Einer der Vorreiter war auch in diesem Bereich der Elektro-Pionier Tesla. Die Modelle der Amerikaner wurden selbst nach dem Kauf weiter verbessert und profitierten sozusagen über Nacht von neuen Funktionen und Features. Für das vor fast zwei Jahren auch in der Schweiz eingeführte Kompaktmodell Model 3 gab es inzwischen über 20 Software-Updates. So ist der Stromer nun mit einem automatischen Abblendsystem bei Gegenverkehr, einer Anzeige externer Lademöglichkeiten, verbesserter Bluetooth-Funktionalität oder auch einer Verbesserung der Unterhaltungssoftware und einem Toter-Winkel-Warngeräusch ausgestattet. Die ganzen Updates sind mit der bestehenden Hardware an Bord und durch das Aufspielen neuer Software «over the air» möglich. Ärgerlich für den Garagisten, denn durch die heute ständig mit dem Internet verbundenen, vollvernetzten Fahrzeuge ist dafür kein Besuch oder Service beim Garagisten mehr nötig. Die zunehmende Vernetzung und Digitalisierung erlaubt den Herstellern so einen immer direkteren Zugang zu den Endkundinnen und Endkunden.

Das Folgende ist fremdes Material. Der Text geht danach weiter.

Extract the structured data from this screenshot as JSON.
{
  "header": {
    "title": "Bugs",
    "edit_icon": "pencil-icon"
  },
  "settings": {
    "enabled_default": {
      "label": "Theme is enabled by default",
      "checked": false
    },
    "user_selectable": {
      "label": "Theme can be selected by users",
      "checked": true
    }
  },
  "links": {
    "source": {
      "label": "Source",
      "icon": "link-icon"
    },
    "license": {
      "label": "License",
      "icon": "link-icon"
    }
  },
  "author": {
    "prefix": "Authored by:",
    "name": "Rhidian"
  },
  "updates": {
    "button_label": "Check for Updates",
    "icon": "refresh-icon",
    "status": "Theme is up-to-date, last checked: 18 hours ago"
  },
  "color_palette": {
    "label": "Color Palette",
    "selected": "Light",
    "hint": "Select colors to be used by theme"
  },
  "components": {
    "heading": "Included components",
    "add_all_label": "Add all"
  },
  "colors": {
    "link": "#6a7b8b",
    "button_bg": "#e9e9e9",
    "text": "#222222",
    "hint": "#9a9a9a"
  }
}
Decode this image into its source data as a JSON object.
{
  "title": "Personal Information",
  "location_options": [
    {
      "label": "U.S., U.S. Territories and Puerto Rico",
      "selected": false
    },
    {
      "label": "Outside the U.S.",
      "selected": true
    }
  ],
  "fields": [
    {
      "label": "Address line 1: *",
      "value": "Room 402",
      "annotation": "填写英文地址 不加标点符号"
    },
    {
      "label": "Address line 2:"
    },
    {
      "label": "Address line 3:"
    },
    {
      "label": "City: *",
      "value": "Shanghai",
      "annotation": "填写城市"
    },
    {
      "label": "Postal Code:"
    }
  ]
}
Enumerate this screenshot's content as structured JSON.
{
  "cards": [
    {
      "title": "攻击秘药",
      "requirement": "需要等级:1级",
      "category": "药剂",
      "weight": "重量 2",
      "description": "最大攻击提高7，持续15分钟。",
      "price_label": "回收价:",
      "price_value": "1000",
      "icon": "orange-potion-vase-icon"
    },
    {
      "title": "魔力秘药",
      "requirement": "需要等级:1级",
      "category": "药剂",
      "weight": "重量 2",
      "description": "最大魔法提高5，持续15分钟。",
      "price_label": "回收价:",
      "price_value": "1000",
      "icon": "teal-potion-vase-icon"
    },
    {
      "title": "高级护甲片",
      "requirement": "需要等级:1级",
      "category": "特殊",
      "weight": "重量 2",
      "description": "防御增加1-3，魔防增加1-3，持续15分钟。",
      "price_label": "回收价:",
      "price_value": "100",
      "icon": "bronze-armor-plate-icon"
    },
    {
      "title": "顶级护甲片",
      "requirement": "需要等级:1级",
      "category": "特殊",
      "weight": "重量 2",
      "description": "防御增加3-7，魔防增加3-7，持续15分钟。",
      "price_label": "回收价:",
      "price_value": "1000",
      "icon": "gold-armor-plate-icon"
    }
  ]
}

Und Tesla ist längst kein Einzelfall mehr. Vor allem Premiummarken nutzen ihren Vorsprung bei der Digitalisierung aus. Die BMW Group rollte beispielsweise ab Oktober 2020 sein bislang umfangreichstes Remote-Software-Upgrade aus und lieferte für 750'000 Fahrzeuge weltweit nicht nur eine Softwareaktualisierung, sondern auch neue Funktionen. Die BMW-Fahrer wurden via Pushnachricht im Fahrzeug oder in der BMW-Smartphone-App informiert, sobald das Upgrade für ihren Markt bereitstand. So kamen sie zu neuen Features im Navigationsbereich, bei der Parkplatzsuche oder auch bezüglich Heckklappen-Öffnen. Selbst bei umfangreichen Updates dauert eine solche Installation selten mehr als 20 Minuten. BMW-Kunden können sogar, wie bei einem Heimcomputer auch, aktiv nach Neuerungen suchen und dies inzwischen schon bei über 20 Modellen. 

Dank des Multimedia- und Bediensystems MBUX hat auch Mercedes die Möglichkeit geschaffen, dass man selbst nach dem Kauf seinen Wagen noch mit neuen Features ausrüsten kann. Neustes Beispiel in der Schweiz ist hier seit November 2020 Audi. Die deutsche Marke erlaubt es, auch nach der Auslieferung des Fahrzeugs an den Kunden ausgewählte Funktionen online hinzu zu buchen und zwar nach Bedarf. Die Hardware für die nachträglich aktivierbaren Funktionen ist in allen Fahrzeugen ab Werk eingebaut und somit über deren gesamte Lebensdauer verfügbar. Das neue Angebot schafft völlig neue Möglichkeiten der Individualisierung des eigenen Fahrzeugs. Die Buchung der Funktionen erfolgt online über die myAudi-App. «In der Schweiz haben wir die ‹Functions on Demand› per 2. November, als eines der ersten Länder in Europa eingeführt. Es freut mich, unsere Kunden künftig noch individueller ansprechen und digital begeistern zu können», erklärt Philipp Lüchinger, Head of Aftersales Audi Schweiz.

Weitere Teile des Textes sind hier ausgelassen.